Iceland Is Melting and So Are You by Talya Rubin
Poetry | $20.00 | On Sale October 12th, 2021 | Available Now for Pre-order
Amidst the phenomenon of our changing planet, another exists closer to home: how the urgency of the climate emergency affects our ability to be human. Talya Rubin’s Iceland Is Melting and So Are You asks us what we have kept frozen and unexamined within ourselves; it explores both the melting of ice sheets and the thawing of the heart. Rubin’s latest poetry collection offers a salve for the vast mysteries of our natural world, our human interior, and the relationship between the two.
Wyn Cooper calls Iceland Is Melting and So Are You “a fierce and melancholy collection of poems that both, directly and indirectly, addresses the central concern of the twenty-first century: global warming.” Claire Caldwell writes, “Like a drill through an ice floe, Rubin pierces the numbing layers of human denial and selfish desire, reminding us that we, too, are saltwater.

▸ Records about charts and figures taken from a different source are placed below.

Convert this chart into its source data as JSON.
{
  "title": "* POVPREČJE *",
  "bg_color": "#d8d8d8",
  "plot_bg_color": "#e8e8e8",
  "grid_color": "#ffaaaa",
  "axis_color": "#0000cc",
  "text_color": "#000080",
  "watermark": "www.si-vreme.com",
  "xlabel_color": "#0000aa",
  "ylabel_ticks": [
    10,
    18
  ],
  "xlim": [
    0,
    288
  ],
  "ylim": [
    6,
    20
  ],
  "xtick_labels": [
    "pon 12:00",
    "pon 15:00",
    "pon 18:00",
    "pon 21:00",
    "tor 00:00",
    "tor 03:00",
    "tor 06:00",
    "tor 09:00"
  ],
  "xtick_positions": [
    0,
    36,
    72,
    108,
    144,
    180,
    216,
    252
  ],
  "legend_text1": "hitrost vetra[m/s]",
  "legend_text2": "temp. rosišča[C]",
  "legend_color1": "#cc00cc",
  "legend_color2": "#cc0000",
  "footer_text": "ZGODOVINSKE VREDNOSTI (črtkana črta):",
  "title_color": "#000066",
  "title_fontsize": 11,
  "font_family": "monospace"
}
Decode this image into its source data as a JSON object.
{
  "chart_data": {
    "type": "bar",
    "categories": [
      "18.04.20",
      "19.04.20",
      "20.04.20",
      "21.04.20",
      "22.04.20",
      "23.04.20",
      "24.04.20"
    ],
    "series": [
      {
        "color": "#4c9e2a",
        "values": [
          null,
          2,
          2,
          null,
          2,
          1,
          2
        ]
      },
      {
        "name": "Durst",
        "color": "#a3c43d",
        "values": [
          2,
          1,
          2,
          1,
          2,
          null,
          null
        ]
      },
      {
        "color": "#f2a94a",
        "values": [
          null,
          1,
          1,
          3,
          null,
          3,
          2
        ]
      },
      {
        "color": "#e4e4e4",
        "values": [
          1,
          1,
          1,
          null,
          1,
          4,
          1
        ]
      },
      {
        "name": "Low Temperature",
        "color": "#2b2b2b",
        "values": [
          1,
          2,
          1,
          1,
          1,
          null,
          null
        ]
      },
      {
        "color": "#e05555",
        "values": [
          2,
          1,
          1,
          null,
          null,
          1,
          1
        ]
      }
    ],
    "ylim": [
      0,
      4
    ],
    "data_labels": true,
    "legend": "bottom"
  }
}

At once urgent and elegiac, these poems insist that we feel, fiercely, our ‘great belonging to the earth.’”
The Absence of Zero by R. Kolewe
Poetry | $28.00 | On Sale November 9th, 2021 | Available Now for Pre-order
R. Kolewe’s The Absence of Zero is a triumphantly executed celebration of the long poem tradition. This slow-moving, haunting work is a beautiful example of thinking in language, and a meditation that explores time and memory in both content and form. The Absence of Zero is Kolewe’s tribute to the twentieth century, and to the disparate fragments of its ideas, which continue to affect and disrupt our present.